Weather in the Foothills

“Our population and our use of the finite resources of planet Earth are growing exponentially, along with our technical ability to change the environment for good or ill.”  

~ Stephen Hawking

Weather is the one trusted topic that can be included in polite conversation. So we have been taught. But these days I’m not too sure. Try throwing the two words, “global warming” into a friendly chit-chat; don’t be too shocked if you find yourself in the middle of a heated discussion … or worse.

To differentiate and clarify, climate is just a bigger picture of day-to-day weather or an average over a long period of time. “Global warming,” perhaps a gentler term, is used interchangeably with “climate change.” As is often the case, when a subject becomes politicized and hits the media, it turns into one “hot mess.”

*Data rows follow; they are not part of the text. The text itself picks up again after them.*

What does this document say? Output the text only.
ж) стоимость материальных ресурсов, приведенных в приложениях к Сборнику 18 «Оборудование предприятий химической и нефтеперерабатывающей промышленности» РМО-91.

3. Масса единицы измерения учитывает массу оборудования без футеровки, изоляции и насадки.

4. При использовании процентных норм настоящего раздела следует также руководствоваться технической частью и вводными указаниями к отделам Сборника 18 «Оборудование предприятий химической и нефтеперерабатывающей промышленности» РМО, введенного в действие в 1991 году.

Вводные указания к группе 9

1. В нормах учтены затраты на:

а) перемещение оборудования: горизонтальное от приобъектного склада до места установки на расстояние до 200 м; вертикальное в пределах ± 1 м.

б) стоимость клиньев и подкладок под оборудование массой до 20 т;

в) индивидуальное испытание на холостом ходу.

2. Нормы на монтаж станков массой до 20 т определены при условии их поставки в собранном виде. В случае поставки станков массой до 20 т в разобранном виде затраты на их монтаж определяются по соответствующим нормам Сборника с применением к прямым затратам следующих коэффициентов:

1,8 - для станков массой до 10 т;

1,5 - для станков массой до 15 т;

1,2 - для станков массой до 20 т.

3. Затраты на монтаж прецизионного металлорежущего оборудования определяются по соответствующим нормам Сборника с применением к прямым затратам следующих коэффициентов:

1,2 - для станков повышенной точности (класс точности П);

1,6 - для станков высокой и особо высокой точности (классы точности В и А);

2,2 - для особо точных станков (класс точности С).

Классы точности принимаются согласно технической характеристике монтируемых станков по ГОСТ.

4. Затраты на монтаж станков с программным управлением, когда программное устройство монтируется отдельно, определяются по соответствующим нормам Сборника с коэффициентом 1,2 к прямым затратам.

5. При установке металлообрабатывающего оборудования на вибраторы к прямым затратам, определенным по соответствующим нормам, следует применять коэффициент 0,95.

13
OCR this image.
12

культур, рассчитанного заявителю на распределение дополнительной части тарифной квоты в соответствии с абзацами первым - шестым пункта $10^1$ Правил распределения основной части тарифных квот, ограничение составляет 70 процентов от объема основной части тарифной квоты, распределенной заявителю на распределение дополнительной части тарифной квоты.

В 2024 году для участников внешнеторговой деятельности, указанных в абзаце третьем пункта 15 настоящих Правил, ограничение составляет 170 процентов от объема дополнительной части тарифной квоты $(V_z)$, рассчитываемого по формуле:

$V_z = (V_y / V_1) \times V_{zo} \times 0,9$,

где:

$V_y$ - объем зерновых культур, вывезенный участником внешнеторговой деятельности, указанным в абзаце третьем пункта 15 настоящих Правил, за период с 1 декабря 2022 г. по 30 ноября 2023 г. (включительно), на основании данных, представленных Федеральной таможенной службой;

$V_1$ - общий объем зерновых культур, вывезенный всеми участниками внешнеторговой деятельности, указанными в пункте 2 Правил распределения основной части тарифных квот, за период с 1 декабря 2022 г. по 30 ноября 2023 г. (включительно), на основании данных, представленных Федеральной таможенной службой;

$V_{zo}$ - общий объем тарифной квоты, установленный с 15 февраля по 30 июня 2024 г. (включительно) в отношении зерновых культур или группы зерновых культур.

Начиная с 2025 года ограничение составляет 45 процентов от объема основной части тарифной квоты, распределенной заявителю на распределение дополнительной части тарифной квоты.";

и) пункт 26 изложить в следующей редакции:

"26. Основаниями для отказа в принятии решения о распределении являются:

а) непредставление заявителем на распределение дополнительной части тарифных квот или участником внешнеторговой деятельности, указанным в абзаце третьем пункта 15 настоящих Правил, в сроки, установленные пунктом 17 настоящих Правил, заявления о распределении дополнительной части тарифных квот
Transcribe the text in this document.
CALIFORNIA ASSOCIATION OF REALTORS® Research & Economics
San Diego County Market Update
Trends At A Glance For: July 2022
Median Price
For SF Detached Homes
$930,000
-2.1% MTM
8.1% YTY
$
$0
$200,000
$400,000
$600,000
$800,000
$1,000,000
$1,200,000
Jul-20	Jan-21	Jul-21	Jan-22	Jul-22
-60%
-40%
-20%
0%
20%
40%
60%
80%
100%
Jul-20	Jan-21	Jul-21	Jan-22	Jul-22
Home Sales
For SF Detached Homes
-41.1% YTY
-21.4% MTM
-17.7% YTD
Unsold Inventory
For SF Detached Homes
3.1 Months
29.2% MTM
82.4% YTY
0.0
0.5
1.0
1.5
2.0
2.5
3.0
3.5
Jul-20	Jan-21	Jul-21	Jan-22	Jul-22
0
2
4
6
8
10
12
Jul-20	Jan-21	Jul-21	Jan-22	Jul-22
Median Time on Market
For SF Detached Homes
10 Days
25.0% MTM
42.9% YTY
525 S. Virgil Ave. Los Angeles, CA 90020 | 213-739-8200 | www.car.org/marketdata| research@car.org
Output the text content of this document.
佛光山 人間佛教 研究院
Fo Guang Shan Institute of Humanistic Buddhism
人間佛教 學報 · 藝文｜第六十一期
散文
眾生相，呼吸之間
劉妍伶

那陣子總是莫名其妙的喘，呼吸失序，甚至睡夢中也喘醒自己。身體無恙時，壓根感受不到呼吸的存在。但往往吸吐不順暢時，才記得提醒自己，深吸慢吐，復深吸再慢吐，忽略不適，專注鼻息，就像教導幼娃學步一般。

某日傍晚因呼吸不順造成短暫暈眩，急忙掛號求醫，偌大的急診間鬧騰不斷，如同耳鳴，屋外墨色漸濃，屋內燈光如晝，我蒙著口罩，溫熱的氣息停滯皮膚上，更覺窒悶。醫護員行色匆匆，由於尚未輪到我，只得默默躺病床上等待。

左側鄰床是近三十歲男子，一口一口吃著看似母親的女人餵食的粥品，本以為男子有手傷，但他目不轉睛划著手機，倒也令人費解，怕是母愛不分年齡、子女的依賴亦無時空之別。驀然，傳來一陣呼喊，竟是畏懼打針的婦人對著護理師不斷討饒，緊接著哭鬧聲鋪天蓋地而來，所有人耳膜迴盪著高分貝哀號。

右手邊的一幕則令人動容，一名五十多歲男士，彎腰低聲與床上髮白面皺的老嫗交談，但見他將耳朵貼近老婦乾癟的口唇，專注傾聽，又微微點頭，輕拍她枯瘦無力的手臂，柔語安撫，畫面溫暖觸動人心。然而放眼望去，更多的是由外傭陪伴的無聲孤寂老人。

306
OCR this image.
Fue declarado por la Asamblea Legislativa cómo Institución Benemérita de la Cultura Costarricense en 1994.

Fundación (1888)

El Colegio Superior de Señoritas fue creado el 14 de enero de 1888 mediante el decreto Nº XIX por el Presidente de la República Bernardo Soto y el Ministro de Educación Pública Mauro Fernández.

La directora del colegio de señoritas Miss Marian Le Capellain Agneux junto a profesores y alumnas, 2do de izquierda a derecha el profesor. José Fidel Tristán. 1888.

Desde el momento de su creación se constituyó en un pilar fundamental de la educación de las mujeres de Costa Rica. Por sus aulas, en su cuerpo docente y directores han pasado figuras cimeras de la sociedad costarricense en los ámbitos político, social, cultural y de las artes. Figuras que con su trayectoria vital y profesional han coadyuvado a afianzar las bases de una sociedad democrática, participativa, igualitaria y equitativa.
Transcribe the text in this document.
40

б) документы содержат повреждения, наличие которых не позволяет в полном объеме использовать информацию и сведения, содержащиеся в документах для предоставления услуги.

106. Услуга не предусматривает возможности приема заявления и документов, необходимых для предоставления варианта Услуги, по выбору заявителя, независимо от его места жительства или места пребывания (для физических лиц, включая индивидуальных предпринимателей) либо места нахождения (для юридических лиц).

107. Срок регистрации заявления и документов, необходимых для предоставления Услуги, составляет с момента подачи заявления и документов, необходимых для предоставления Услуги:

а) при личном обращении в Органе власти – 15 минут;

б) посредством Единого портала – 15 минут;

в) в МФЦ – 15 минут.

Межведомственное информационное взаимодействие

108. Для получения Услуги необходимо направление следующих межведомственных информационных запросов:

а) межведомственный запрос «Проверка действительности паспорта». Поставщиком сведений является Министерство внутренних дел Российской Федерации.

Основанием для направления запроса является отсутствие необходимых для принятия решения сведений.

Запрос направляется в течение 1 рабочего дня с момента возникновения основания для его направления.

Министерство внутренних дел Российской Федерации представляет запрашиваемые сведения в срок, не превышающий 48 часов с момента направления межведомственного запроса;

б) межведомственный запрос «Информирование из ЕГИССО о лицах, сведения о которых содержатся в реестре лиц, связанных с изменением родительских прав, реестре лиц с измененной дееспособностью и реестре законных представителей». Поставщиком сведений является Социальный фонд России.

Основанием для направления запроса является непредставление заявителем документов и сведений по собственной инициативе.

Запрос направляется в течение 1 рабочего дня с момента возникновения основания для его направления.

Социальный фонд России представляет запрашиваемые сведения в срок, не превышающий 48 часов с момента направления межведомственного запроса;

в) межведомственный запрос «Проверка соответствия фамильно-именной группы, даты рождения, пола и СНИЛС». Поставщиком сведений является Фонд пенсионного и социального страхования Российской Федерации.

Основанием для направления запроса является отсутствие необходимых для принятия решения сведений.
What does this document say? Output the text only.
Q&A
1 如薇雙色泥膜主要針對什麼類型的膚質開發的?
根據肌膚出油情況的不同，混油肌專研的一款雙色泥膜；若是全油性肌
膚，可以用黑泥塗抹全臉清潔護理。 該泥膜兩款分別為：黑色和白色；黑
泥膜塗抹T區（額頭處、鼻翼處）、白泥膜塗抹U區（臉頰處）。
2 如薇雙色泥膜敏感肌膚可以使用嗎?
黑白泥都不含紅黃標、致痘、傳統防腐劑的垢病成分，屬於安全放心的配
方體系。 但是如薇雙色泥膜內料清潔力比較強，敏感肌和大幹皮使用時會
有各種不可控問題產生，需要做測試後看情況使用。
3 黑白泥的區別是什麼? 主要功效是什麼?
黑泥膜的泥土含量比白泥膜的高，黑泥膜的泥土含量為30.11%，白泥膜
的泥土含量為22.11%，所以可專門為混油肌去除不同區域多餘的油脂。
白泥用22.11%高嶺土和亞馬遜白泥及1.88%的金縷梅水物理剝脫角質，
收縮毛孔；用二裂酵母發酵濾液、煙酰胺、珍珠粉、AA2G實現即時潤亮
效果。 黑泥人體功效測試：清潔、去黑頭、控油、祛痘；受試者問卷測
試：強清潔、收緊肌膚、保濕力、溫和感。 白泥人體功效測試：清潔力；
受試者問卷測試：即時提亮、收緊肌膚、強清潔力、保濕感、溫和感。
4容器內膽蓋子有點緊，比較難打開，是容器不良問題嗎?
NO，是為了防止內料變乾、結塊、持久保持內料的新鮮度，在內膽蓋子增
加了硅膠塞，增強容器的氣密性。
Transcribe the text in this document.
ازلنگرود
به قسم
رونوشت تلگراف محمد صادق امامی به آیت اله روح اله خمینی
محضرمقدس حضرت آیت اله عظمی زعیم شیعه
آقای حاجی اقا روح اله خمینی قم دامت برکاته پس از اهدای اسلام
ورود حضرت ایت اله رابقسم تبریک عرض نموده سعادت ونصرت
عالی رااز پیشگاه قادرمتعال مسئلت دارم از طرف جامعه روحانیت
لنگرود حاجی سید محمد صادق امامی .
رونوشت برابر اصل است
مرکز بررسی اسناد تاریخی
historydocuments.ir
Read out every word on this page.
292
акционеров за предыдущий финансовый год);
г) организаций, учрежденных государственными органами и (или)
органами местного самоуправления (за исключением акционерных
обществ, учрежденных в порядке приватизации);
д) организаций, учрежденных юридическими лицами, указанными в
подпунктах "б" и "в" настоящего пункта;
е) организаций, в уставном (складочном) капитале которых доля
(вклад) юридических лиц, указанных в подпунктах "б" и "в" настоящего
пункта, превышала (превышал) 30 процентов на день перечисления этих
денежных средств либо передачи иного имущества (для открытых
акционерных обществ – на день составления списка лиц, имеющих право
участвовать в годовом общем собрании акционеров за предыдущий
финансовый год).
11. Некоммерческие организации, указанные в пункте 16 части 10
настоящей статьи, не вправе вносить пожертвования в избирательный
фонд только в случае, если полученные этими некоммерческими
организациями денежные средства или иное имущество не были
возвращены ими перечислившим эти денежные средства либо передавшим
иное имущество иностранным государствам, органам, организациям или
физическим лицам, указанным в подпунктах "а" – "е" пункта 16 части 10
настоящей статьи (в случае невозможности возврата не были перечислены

It all began on June 23, 1988 when James Hansen, a climate scientist at NASA, appeared before a U.S. Senate hearing with a warning for the world. Essentially, he said three things: that Earth was the warmest it had been since recording began; that the increase in temperature was due to the greenhouse effect; and that the effect of this global warming was extreme weather events were more likely. What’s really going on and who’s to blame? Man or nature?

We know periods of warming and cooling – glacial and interglacial periods – have happened in the past, long before humans arrived. Natural “climate drivers” include sun variations, volcanic eruptions, blowing dust and ocean salt spray. Variations in snow and ice cover can change how much the Earth’s surface reflects the sun’s energy back into space. Natural ecological phenomena include methane-emitting termite mounds and CO2 uptake by plants. One area of interest occurred 66 million years ago. An asteroid seven miles wide slammed into Earth; 75% of life perished, including the dinosaurs, as temperatures plummeted.

Yes, nature has shaped the Earth’s climate but most climatologists now include a human influence. Why? First off, warming is occurring 10 times faster than when Earth emerged from ice ages. Also, scientists can distinguish between CO2 molecules emitted naturally by plants and animals and those that result from the burning of fossil fuels. No matter the cause, we need a healthy planet.

Back to the weather … A minor warming trend is expected into next week. The more exciting weather story comes as a couple of tropical storm systems move from Mexico out over the Pacific. As monsoonal conditions develop they bring humidity and thunderstorms to Southern California’s desert and mountain regions. Depending on timing, the fun begins Sunday or Monday; most likely it’ll be Tuesday and Wednesday. As thunderheads over the San Gabriels and moisture off the ocean come together, rains may fall across the foothills.